My alarm is ringing, but I’m too tired to turn it off. My head is pounding, my body is aching and I feel utterly horrible.

“Fuck Ella, turn it off,” Annie exclaims.

I huff, roll over and slide the off button on my phone. I glance over at Annie and she looks at me and frowns.

“Geez, what’s wrong with you? Are you sick?” she asks as she slowly gets out of bed.

I pull the covers over my head and try to stop the tears that are forming again in my eyes already from the memory of last night.

“Ella?” she says and walks over and sits on my bed.

“I’m fine, I just had a late night. Tell Dad I’ll be at the arena an hour late, I just need another hours sleep,” I say and she lets out a small laugh.

“Right, get a little wasted last night then?” She gets up from my bed and I hear her walk away to what I’m assuming is the bathroom.

My tears don’t control themselves and under the safety of my blankets I softly cry remembering the hurt and anger I now feel toward Danger. He took my virginity and then tossed me out like a used condom. I want to talk to him and see what his excuse is, I don’t care if his real name is a sore spot for him, he didn’t need to treat me that way. Annie is walking around the hotel room getting ready while I softly cry under my blanket and I’m glad she seems a little better today. At least she’s able to get up out of bed, it seems the roles are reversed today.

“Okay, I’m out, I’ll tell the parentals you’ll be down in an hour. I’ll tell them you have a headache,” she says and I murmur in response. “You sure you're all right?”

I really want to tell her everything, but right now I don’t feel like talking. I feel like sulking so that’s what I’m going to do.

“I’m fine, I just need to sleep. Thanks for the cover, I’ll see you in an hour.”

She exhales and then I hear her walk out of our room. When I hear the door click closed, I peek out from under the blanket to make sure she’s gone and then I let my tears really fall. Seeing Danger today is going to be horrible, and then I have to spend the next five months on tour with him. I don’t know how I’m going to do this. I think the only way is to stop feeling upset and to start feeling angry about it. Being sad and moping like Annie doesn’t do any good. But being angry, at least I can get up and carry on with my day, it just means I’ll be on the war path. And as I think more and more about how he turned his back on me and kicked me out after taking something so precious from me the angrier I get. My tears subside and my skin starts to prickle and my nostrils flare. I begin to get hot and I can’t help but think of what kind of arsehole would do something like that? I sit up in bed as my breathing becomes rushed and harsh.

“Fuck him!” I say and wipe my cheeks from my residual tears.

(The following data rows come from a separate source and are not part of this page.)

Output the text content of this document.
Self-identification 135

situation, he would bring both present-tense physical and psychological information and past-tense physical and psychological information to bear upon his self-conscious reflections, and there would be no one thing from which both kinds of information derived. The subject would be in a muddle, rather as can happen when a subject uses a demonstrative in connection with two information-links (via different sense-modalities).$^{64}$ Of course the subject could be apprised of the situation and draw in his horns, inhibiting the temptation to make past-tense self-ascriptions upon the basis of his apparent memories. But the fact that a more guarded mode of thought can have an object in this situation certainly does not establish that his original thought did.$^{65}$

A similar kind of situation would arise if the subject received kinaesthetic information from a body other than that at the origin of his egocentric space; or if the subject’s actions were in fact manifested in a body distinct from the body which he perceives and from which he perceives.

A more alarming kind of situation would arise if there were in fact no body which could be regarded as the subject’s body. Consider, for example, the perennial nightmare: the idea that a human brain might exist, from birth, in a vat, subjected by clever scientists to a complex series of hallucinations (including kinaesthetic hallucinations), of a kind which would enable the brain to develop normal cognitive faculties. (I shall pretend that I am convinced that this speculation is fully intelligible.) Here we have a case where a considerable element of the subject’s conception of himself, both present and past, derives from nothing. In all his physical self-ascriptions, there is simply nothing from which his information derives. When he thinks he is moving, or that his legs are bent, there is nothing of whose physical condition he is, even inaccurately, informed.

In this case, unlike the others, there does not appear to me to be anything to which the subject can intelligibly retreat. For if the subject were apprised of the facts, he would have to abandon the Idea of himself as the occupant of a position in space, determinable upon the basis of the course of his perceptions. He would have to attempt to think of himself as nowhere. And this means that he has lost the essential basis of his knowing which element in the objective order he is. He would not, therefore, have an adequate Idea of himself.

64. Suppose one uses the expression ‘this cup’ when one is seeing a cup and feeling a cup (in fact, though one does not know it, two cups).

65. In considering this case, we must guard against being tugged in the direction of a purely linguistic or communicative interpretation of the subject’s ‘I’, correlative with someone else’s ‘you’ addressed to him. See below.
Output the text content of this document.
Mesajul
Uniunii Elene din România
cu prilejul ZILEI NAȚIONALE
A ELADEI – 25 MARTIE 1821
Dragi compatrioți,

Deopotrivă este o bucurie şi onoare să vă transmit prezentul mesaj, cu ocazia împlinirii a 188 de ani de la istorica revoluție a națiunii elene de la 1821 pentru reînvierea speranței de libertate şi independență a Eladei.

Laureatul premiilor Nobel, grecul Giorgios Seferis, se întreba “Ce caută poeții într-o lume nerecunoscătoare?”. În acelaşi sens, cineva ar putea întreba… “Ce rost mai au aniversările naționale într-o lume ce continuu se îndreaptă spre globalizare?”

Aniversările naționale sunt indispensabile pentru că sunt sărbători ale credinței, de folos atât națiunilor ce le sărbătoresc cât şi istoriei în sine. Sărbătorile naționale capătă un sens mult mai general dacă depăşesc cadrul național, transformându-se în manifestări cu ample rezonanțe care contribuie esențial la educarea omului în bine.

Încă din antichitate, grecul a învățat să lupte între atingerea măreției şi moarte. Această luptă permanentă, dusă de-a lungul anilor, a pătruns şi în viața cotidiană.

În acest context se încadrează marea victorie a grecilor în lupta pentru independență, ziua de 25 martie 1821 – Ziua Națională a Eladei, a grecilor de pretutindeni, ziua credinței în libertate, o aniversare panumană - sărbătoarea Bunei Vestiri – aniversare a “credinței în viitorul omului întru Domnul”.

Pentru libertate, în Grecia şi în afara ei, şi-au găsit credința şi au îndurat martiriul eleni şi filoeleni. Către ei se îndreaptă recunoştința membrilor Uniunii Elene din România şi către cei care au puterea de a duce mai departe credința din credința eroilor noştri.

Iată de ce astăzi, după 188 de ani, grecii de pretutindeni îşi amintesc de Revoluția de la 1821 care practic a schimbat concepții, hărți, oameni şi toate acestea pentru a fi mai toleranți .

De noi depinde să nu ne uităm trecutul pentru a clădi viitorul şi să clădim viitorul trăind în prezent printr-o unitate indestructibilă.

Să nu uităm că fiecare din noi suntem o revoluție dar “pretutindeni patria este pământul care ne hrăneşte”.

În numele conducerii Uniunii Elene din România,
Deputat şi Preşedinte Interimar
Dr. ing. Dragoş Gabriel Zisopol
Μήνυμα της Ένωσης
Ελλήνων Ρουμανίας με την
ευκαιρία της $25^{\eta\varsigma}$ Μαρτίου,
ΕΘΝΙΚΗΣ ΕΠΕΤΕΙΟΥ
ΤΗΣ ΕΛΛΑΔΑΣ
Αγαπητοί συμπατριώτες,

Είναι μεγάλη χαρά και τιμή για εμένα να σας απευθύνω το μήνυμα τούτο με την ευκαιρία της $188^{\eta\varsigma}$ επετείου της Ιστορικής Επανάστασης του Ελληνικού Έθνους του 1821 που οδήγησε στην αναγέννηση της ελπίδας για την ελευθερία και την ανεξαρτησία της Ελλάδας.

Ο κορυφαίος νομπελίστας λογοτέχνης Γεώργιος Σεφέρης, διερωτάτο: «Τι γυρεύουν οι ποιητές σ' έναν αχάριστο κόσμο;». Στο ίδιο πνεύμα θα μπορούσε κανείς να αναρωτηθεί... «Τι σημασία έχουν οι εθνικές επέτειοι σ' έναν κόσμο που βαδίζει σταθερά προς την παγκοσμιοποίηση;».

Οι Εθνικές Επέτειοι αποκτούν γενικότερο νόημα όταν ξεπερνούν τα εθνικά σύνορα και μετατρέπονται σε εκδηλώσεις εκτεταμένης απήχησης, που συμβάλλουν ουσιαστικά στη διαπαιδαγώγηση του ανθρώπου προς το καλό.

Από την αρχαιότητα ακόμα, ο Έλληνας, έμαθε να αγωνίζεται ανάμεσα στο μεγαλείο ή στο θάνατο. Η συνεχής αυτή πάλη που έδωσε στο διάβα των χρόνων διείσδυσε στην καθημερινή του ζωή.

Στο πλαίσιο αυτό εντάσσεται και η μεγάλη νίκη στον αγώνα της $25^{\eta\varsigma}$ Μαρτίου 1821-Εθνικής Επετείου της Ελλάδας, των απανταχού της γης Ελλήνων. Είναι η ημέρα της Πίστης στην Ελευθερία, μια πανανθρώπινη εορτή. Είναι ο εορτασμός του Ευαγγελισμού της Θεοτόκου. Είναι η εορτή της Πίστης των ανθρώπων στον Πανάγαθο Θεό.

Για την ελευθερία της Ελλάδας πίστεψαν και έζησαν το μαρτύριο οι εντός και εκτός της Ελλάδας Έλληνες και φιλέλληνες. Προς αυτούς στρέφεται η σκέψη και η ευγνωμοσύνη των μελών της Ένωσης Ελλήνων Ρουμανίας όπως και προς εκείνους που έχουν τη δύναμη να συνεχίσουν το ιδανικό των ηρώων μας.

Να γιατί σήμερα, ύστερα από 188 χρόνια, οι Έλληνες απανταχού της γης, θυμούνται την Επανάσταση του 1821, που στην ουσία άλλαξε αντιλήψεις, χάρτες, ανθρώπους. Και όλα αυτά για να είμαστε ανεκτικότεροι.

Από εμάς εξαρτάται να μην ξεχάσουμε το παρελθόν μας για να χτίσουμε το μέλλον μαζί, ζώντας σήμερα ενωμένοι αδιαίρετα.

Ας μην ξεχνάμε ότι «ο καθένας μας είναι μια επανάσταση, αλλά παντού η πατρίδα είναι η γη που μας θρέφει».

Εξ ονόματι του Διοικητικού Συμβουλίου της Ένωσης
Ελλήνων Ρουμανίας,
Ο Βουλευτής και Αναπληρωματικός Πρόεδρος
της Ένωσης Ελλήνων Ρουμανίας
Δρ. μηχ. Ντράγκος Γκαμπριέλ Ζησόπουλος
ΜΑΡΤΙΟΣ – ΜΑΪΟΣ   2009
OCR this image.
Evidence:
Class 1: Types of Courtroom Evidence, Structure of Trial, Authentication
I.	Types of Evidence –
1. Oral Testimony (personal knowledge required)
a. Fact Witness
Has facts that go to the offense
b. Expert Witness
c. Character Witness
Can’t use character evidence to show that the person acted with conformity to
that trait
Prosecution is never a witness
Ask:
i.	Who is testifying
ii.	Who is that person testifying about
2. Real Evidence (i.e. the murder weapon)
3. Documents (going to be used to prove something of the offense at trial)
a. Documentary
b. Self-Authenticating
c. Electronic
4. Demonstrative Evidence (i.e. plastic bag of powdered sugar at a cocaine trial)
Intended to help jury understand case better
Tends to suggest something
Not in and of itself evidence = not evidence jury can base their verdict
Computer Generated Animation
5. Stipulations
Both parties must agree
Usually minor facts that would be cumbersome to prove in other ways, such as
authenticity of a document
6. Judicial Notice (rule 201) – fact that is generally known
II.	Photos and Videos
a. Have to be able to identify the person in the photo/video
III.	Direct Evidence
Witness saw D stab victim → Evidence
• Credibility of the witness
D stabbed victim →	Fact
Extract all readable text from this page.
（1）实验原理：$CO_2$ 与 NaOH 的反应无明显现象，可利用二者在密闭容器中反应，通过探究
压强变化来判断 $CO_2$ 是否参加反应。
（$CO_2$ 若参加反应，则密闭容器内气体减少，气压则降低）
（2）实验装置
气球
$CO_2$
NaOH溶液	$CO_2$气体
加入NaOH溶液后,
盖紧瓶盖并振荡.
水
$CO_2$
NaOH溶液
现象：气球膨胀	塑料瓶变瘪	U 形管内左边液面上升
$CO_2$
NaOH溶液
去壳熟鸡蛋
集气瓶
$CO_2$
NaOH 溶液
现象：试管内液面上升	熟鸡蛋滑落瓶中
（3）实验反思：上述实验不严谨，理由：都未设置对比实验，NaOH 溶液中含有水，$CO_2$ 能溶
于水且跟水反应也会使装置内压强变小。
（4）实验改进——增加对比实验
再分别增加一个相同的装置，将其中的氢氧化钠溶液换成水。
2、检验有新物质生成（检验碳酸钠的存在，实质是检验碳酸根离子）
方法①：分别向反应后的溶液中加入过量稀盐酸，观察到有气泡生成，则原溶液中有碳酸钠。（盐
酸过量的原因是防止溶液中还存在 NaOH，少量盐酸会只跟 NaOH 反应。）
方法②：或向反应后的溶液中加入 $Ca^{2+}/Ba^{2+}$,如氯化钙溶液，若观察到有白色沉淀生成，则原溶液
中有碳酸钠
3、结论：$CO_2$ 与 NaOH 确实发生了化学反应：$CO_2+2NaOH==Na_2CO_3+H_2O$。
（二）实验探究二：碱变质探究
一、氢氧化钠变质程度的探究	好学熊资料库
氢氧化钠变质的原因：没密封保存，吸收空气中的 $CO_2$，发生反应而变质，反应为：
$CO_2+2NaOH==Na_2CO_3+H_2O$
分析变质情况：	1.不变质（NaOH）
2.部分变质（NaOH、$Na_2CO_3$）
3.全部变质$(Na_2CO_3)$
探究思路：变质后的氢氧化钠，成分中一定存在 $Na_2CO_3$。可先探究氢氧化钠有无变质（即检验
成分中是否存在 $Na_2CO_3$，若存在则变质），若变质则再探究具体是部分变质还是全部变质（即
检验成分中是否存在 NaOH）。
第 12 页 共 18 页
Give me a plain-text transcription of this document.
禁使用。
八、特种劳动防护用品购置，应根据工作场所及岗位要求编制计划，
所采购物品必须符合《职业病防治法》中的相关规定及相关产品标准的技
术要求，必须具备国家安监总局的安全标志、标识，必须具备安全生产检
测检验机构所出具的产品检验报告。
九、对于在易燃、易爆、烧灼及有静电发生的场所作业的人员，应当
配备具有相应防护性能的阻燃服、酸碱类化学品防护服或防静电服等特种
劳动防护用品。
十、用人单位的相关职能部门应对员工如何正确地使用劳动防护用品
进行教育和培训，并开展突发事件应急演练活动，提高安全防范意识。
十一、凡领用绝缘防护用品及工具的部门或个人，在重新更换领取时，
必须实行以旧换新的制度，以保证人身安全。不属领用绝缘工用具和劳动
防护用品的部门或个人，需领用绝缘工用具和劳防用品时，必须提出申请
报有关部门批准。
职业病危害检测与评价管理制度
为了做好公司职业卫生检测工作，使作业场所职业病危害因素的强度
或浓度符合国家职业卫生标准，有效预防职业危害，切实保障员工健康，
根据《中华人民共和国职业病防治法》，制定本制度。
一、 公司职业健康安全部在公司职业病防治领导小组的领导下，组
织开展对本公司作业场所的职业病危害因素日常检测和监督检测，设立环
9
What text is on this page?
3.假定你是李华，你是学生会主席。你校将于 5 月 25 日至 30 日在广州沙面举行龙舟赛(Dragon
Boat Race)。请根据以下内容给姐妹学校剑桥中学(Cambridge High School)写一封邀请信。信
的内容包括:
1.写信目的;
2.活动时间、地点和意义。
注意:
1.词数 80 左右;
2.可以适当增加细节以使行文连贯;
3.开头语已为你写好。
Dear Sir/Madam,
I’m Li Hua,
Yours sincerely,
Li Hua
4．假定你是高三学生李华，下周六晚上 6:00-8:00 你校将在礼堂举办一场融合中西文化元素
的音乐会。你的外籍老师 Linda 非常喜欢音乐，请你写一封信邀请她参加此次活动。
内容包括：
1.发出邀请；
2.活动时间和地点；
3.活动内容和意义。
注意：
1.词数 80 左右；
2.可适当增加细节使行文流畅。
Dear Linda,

“I won’t shed another tear over you, Danger!” I say out loud even though he can’t possibly hear me. I stand up still wearing my dress from last night, unzip it and pull it off throwing it away from me. I don’t want the reminder of him. I pull off my underwear noticing some blood staining on my panties and it makes me even angrier.

“Urgh!” I moan and then make my way to the bathroom to wash away the sins of last night and any last connection I might have to Danger from Recoil!

 

***

 

After scrubbing my skin thoroughly, I made my way to the arena. I knew I’d have to go sooner or later, so I got my shit together and went. My anger has overtaken my depression and I want to see Danger and yell at him, but I know I can’t in front of everyone. So when I can get an opportunity or a second alone with him, I’m going to give him what for. I walk into the arena and down toward the Staked green room. My anger is surging and I really don’t have the patience for anything right now. I walk past a pile of boxes and accidentally catch my arm on the top one making the box fall to the ground.

“For fuck’s sake,” I yell as the box grazed my arm and now there’s a bruise coming up and the bloody things hurting. My temper boils over and I kick the box making it implode in on itself and flyers burst out of it scattering out all over the hallway.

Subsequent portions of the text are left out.